Most places offer lobster, whether restaurants, diners, hole-in-the-wall cafes, fast food places, lobster roll places, or lobster shacks. Usually it is a lobster dinner, with ears of sweet corn and a side of coleslaw.
Practically any restaurant in the state will offer lobster. Some are the traditional lobster dinner, others are more exotic creations from the chef. All use the delicious local red crustacean.
Many folks like the idea of lobster fresh off the boats. You can find that at most of Maine’s lobster shacks along the coast. In some cases the prices are better at the lobster shacks, too. Travel + Leisure Magazine has an article (updated in June, 2009) on “The 10 Best Lobster Shacks in Maine” which gives some good recommendations. It includes Red’s Eats in Wiscasset, which we’ll class under Lobster Roll, below, but most of the others are genuine lobster shacks.
Some of our favorites are Harasseeket Lunch and Lobster, in South Freeport, and Five Islands Lobster Company in Five Islands.
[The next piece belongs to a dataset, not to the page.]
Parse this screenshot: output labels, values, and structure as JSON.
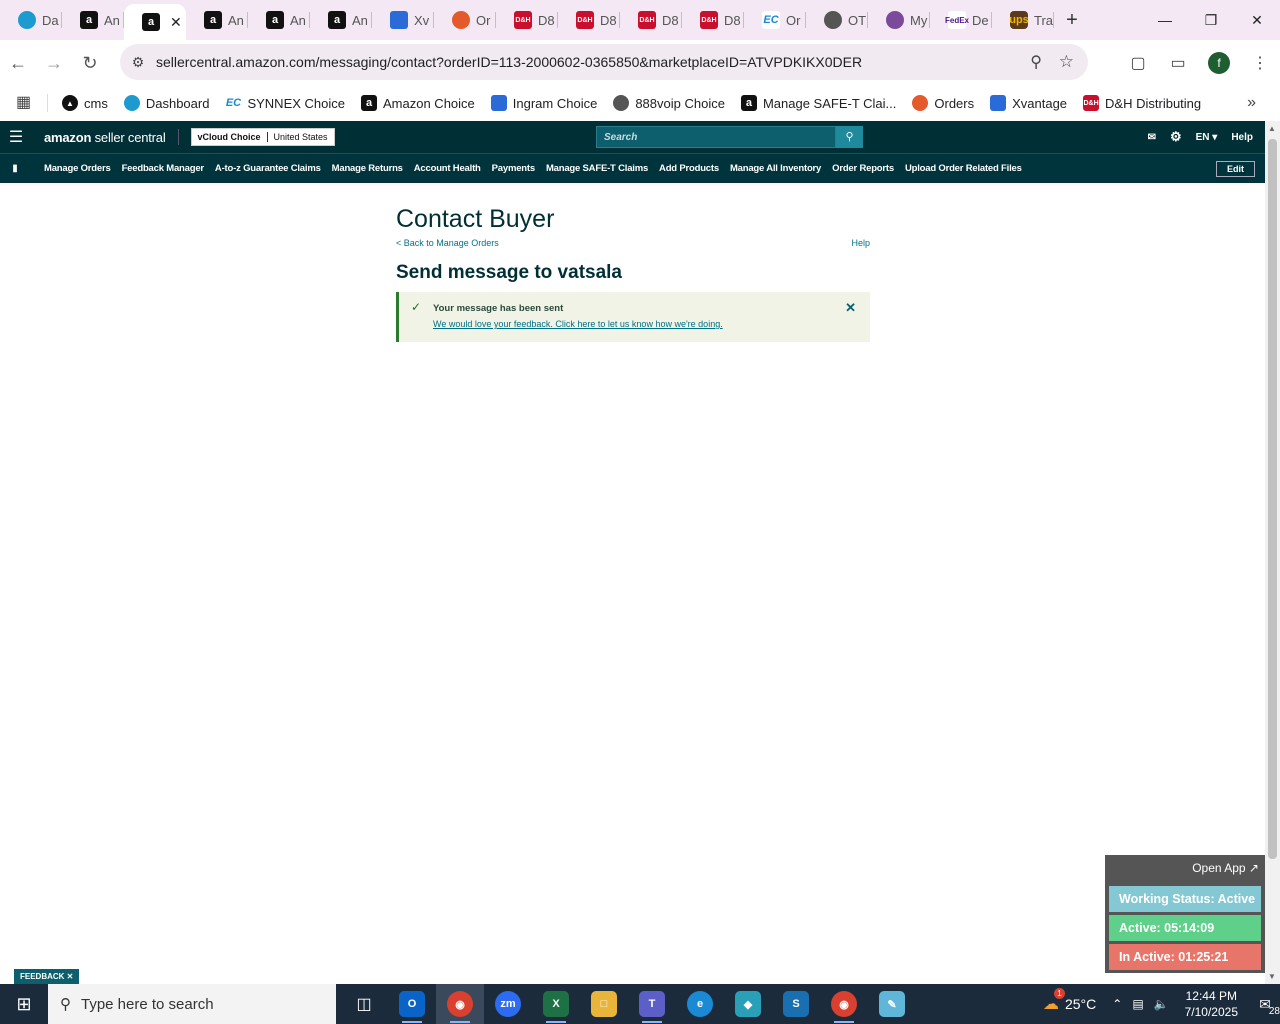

Five Islands offers a spectacular view of the five islands directly off shore, and you can watch the lobster boats come and go from the dock.
Not mentioned in the article, but certainly among our favorites, are the Lobster Shack at Two Lights, in Cape Elizabeth, where you climb up to a lobster shack perched atop a great bluff, and overlook Casco Bay and the Cape Elizabeth (Two Lights) lighthouses. The view alone is worth a visit. Another favorite is the Lobster Dock in Boothbay Harbor, where you can eat inside or out, overlooking the boat traffic in the harbor, and just a short walk across the footbridge to the village.
An entirely different category (at least that’s our story, and we’re sticking to it) is the lobster roll. Found at many different kinds of eatery (including McDonalds in Freeport!), the lobster roll is an art form of its own.
Generally the roll is a small hot dog bun, laid open, with chunks of lobster piled on it. Some mix the lobster with a sauce, others serve the sauce on the side. Most agree that the less sauce, the better.
Consistently popular enough to cause traffic jams all summer long is Red’s Eats, right on US-1 in Wiscasset. About a pound of lobster chunks on a bun, with sauce on the side, the line winds down the street even on a cold, rainy, spring day. Expect to wait, but don’t be tempted to go elsewhere. You’ve been warned!
A similar experience can be had at the Clam Shack in Kennebunkport, where the lobster rolls are considered among the best in the state.
Once again, many types of eatery provide wonderful lobster stews. Creamy and filled with lobster chunks, the best ones are a meal in a bowl. Our favorite in this department is the Sea Basket, in Wiscasset. You can even buy the stock (frozen) to take home. Just add cream and heat!